Stefan Kaegi: Si le spectacle n’a pas été conçu pour le confinement, plusieurs aspects y ramènent. On contemple ainsi un animal confiné entre quatre parois transparentes en plexiglas. Apparemment, la pieuvre essaie d’appréhender ce qui se déroule autour d’elle. Ou ce qui est placé dans son aquarium. Soit les règles et propositions pour s’ouvrir ou non à l’Autre. Ceci dans un contexte radicalement différent que celui du zoo ou d’un musée, où l’on passe rapidement d’un monde animal à l’autre.

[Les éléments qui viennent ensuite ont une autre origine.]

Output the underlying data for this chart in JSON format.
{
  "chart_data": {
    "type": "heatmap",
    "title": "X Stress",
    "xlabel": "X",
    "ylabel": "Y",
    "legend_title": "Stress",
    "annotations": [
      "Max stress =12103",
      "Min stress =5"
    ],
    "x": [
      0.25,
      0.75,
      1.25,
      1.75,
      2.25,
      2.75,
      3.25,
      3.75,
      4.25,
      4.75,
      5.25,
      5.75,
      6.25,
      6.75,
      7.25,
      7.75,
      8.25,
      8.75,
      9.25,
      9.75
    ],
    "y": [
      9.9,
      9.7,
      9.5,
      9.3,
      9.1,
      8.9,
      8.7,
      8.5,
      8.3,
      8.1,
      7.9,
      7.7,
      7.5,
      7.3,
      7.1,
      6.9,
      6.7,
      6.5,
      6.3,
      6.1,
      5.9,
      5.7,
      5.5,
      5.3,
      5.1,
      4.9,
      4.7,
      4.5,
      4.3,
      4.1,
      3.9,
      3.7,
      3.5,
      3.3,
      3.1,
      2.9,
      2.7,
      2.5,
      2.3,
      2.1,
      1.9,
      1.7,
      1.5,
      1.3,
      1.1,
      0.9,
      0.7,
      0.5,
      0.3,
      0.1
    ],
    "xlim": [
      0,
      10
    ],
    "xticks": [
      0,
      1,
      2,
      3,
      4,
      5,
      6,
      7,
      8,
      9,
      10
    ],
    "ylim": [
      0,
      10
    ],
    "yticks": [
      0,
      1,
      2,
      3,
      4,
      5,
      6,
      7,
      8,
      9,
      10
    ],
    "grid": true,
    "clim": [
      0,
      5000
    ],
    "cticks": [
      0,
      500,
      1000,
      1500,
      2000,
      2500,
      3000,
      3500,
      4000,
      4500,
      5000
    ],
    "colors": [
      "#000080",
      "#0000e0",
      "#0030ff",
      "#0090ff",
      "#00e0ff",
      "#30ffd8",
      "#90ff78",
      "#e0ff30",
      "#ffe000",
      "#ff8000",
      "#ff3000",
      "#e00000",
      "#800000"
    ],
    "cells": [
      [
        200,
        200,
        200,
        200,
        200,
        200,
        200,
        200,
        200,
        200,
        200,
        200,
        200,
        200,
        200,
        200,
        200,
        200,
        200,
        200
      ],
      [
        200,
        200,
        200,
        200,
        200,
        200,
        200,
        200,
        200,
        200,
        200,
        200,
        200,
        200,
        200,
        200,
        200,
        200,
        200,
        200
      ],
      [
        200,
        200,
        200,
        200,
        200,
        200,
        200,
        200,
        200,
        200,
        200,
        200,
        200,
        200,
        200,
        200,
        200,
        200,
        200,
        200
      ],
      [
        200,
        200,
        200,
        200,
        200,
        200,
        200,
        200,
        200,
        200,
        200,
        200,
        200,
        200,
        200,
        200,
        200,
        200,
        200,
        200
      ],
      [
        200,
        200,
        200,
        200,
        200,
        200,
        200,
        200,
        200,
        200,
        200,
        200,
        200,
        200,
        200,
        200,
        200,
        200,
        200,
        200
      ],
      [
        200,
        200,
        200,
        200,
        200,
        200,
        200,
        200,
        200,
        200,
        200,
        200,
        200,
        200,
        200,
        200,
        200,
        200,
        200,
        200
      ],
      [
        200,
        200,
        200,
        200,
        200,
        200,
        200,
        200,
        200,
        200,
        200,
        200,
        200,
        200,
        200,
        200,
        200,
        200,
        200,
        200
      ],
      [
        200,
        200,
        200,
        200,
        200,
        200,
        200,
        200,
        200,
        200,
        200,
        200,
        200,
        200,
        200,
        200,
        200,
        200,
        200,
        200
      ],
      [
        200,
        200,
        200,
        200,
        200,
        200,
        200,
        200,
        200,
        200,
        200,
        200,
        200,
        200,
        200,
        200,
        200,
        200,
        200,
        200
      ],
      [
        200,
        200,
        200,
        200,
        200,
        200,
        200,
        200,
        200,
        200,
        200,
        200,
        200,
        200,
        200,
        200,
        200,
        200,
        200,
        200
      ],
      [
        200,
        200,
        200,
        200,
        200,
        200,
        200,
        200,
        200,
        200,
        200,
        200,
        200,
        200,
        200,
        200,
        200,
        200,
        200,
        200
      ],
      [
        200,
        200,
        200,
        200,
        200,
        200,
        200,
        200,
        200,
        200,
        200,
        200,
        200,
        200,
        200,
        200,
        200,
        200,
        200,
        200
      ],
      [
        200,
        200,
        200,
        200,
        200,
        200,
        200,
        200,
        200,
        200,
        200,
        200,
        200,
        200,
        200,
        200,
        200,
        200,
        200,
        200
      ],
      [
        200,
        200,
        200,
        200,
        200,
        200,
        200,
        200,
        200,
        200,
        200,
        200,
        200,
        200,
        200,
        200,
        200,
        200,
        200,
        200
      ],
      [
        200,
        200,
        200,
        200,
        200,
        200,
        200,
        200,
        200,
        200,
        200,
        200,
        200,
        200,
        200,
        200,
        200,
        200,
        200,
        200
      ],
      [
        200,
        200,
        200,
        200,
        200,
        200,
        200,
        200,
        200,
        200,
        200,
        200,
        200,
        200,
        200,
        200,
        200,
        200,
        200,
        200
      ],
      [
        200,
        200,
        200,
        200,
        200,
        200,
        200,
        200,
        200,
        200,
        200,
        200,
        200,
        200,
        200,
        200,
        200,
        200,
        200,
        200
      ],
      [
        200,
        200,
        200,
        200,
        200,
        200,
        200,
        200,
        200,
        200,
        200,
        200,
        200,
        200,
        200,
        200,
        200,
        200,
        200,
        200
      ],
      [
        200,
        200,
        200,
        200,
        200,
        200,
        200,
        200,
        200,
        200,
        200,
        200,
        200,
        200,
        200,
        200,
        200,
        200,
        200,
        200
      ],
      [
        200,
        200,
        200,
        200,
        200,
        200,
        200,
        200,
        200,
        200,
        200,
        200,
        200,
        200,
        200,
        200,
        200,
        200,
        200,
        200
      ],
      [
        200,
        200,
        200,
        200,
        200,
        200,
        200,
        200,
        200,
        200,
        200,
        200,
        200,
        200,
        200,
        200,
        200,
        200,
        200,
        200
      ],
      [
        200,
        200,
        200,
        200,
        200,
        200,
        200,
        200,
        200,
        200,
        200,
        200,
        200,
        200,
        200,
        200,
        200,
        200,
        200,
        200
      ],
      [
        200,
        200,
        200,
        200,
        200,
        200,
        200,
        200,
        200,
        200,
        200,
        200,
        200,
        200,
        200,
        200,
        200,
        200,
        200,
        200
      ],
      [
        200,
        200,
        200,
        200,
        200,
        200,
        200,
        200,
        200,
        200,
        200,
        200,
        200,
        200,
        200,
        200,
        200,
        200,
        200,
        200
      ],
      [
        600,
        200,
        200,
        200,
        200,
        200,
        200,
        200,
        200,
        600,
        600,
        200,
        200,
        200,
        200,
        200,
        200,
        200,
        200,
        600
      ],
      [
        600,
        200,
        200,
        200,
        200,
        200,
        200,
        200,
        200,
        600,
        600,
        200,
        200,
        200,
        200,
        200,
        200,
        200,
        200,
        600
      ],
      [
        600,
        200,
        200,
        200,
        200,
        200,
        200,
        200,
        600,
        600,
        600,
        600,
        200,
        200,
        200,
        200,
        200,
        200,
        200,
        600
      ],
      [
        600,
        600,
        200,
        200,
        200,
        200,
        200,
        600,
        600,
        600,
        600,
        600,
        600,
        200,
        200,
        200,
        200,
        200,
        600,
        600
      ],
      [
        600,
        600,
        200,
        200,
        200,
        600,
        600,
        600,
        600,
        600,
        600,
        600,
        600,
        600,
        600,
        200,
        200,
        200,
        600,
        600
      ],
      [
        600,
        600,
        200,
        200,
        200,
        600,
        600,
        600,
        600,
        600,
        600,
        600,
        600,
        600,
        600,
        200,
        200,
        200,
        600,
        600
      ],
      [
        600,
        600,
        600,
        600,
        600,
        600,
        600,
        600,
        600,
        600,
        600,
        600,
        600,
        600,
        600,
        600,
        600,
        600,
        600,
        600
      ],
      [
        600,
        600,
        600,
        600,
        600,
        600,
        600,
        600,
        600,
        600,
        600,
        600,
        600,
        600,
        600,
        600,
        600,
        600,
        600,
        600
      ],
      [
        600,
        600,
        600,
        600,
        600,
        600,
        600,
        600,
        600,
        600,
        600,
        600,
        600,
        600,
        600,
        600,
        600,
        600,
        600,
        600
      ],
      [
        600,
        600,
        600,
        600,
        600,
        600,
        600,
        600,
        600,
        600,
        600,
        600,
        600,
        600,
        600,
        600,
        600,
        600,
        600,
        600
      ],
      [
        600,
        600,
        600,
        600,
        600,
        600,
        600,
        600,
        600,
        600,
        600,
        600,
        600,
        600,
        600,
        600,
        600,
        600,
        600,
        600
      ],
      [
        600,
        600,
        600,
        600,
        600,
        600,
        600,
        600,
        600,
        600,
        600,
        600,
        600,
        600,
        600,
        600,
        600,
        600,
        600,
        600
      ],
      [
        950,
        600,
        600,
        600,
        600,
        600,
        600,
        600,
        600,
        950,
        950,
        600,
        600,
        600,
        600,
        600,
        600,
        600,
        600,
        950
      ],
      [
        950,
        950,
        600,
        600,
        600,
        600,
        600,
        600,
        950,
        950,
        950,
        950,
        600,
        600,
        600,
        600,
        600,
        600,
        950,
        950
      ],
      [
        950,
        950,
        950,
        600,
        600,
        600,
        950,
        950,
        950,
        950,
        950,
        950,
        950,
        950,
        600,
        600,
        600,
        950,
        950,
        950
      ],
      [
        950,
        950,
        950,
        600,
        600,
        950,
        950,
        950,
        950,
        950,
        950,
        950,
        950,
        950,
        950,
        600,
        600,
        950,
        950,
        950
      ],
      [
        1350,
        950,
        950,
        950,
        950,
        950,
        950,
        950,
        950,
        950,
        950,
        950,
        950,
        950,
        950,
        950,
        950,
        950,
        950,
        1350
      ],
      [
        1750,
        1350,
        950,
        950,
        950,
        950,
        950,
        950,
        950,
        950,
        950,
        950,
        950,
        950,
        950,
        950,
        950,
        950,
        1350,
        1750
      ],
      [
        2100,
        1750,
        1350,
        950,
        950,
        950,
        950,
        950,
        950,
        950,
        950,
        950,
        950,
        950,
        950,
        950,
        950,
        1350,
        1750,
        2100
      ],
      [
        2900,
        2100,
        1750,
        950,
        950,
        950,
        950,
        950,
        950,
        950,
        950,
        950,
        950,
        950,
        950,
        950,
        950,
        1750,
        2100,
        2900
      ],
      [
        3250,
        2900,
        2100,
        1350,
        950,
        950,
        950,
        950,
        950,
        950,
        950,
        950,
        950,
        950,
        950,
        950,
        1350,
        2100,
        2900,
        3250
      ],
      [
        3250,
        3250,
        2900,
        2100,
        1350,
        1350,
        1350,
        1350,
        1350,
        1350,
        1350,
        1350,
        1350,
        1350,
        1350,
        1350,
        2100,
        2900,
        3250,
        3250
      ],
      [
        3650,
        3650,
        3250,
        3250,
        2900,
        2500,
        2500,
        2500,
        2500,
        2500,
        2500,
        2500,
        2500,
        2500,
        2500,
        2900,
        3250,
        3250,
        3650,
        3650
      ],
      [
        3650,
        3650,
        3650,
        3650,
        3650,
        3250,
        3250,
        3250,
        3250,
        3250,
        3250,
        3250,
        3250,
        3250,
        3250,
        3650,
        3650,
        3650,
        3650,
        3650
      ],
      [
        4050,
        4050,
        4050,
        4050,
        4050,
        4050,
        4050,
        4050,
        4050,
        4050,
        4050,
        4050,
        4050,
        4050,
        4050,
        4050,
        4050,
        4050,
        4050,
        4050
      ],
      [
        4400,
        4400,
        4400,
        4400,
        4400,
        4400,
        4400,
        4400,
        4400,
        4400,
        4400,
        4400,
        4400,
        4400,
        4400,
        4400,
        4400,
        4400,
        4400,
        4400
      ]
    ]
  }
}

A l’heure où l’humanité est en crise profonde et vitale, on regarde les animaux, se tournant vers eux, en s’interrogeant. Voient-ils mieux et davantage que nous qui avons perdu l’instinct? Pourrions-nous devenir utiles si ce n’est en disparaissant? Il y a aussi la question de la présence du comédien comme une capacité à habiter, investir et transformer l’espace scénique devenu ici empathique. A mon sens, les animaux sont intensément dotés de cette qualité de présence propre au théâtre, à l’art vivant.
Cela ramène à votre parcours artistique.
Lorsque j’ai commencé à faire du théâtre, des principes simples et un brin «bêtes» me furent rappelés. Ainsi, ne pas mettre animaux ou enfants sur scène, tant ils acquièrent par nature voire essence, une présence infiniment supérieure à celle de comédiens. J’ai donc enlevé les comédiens au lieu d’ôter les animaux. Dans ma pratique scénique, je convoque ponctuellement des animaux au plateau depuis une vingtaine d’années pour tenter de saisir notre relation au non-humain dans le respect de son altérité.
A Vienne en 2002, j’ai donc mis en scène 70 cochons d’inde pour Europa tanzt. 48 Stunden Wiener Kongress. À Buenos Aires j’ai travaillé avec des propriétaires d’animaux (Sentate! Un zoostituto, 2004). A Zürich, il y eut une mise en scène de 10’000 sauterelles (Heuschreckenen, 2009) avec scientifiques spécialisés en nutrition et expert.e.s de la NASA. Le collectif Rimini Protokoll, que j’ai cofondé, a placé des méduses en aquarium dans une exposition barcelonaise abordant le changement climatique (win<>win,2017).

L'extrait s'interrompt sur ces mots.